Die Grünen werfen Merkel vor, aussenpolitisch unsensibel zu handeln. Erstens brauche es diese Pipeline nicht, weil der Ausbau erneuerbarer Energien in Deutschland in den nächsten Jahren den Energiebedarf decken würde.
Und zweitens stosse die Bundesregierung die anderen osteuropäischen Partner vor den Kopf. «Merkel sollte deutlich mehr Rücksicht auf die Interessen der Ukraine, Polens und der baltischen Staaten nehmen. Das erfordert das schwierige Verhältnis dieser Länder zu Russland», sagt die Grünen Abgeordnete Claudia Müller gegenüber SRF.

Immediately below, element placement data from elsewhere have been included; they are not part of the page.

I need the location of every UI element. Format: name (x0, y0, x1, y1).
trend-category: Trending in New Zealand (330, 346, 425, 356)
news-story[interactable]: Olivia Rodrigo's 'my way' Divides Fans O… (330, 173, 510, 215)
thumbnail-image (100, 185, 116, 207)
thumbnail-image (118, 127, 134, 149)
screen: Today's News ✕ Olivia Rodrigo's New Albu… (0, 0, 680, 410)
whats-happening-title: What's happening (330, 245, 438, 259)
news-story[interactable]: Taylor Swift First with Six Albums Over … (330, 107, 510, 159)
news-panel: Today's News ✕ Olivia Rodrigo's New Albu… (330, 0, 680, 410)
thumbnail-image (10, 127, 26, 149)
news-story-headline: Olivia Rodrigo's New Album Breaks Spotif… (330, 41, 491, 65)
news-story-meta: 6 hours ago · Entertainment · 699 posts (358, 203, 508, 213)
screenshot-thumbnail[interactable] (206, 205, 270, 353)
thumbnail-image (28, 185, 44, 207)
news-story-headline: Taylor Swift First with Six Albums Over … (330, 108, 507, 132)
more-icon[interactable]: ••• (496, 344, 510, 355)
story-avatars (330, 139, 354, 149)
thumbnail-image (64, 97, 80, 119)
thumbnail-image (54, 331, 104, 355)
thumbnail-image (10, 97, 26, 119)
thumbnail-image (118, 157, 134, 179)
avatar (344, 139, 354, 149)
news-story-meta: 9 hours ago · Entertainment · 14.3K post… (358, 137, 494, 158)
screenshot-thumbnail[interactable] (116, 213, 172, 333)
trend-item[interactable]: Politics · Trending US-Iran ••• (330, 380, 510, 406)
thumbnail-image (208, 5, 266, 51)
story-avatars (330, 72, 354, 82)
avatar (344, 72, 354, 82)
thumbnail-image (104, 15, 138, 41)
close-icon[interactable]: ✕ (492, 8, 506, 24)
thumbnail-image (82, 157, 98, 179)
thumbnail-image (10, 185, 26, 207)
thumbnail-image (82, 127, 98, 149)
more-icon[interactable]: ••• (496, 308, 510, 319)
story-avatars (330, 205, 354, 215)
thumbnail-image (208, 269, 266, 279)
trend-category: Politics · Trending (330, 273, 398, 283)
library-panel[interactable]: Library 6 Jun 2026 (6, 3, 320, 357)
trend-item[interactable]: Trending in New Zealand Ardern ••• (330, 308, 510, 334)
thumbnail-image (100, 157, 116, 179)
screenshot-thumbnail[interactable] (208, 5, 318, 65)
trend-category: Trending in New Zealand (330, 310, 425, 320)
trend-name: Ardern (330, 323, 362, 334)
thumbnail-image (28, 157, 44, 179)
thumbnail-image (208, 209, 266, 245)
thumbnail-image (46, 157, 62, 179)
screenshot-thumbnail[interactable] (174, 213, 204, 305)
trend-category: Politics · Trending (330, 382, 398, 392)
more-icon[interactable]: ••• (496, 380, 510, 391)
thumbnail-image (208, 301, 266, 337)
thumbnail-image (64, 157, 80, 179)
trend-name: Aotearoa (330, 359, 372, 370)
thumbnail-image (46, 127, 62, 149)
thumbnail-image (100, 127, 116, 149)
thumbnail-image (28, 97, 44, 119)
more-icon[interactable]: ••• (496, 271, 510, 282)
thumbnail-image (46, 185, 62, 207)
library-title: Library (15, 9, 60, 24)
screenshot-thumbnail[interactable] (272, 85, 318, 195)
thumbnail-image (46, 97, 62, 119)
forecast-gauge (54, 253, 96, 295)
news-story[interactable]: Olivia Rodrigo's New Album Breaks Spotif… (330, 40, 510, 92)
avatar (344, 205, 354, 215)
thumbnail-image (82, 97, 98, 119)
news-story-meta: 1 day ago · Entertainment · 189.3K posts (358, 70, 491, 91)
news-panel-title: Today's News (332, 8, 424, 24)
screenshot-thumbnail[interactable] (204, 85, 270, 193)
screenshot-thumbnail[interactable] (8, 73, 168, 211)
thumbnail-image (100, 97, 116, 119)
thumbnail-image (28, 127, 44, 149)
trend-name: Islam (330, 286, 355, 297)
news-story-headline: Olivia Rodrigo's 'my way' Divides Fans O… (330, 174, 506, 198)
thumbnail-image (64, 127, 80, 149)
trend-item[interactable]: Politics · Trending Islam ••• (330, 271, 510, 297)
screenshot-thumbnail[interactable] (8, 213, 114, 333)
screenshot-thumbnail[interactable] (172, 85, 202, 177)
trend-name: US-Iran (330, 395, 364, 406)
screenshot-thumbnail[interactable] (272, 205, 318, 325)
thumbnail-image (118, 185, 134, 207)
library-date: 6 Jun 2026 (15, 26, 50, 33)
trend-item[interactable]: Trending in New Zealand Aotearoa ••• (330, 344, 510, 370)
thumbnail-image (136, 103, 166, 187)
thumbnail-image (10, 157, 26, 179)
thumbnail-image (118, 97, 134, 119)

Eigeninteressen im Vordergrund
Geradezu «schizophren» nennt sie den Ausbau des Gashandels mit Russland. Die Bundesregierung trage wegen des Ukrainekrieges die EU-Handelssanktionen mit, mache aber gleichzeitig neue Energiegeschäfte mit Russland. «Das passt einfach nicht zusammen», sagt Müller.
Mit dieser Kritik stehen die Grünen längst nicht alleine. Aber Merkel ist die Versorgungssicherheit für die deutsche Wirtschaft und für die deutschen Haushalte offensichtlich wichtiger als die vereinbarte Sanktionspolitik. Es geht bei Nord Stream 2 um Eigeninteressen. Merkel und Deutschland genauso wie dem US-Präsidenten übrigens auch, der amerikanisches Gas nach Europa liefern will.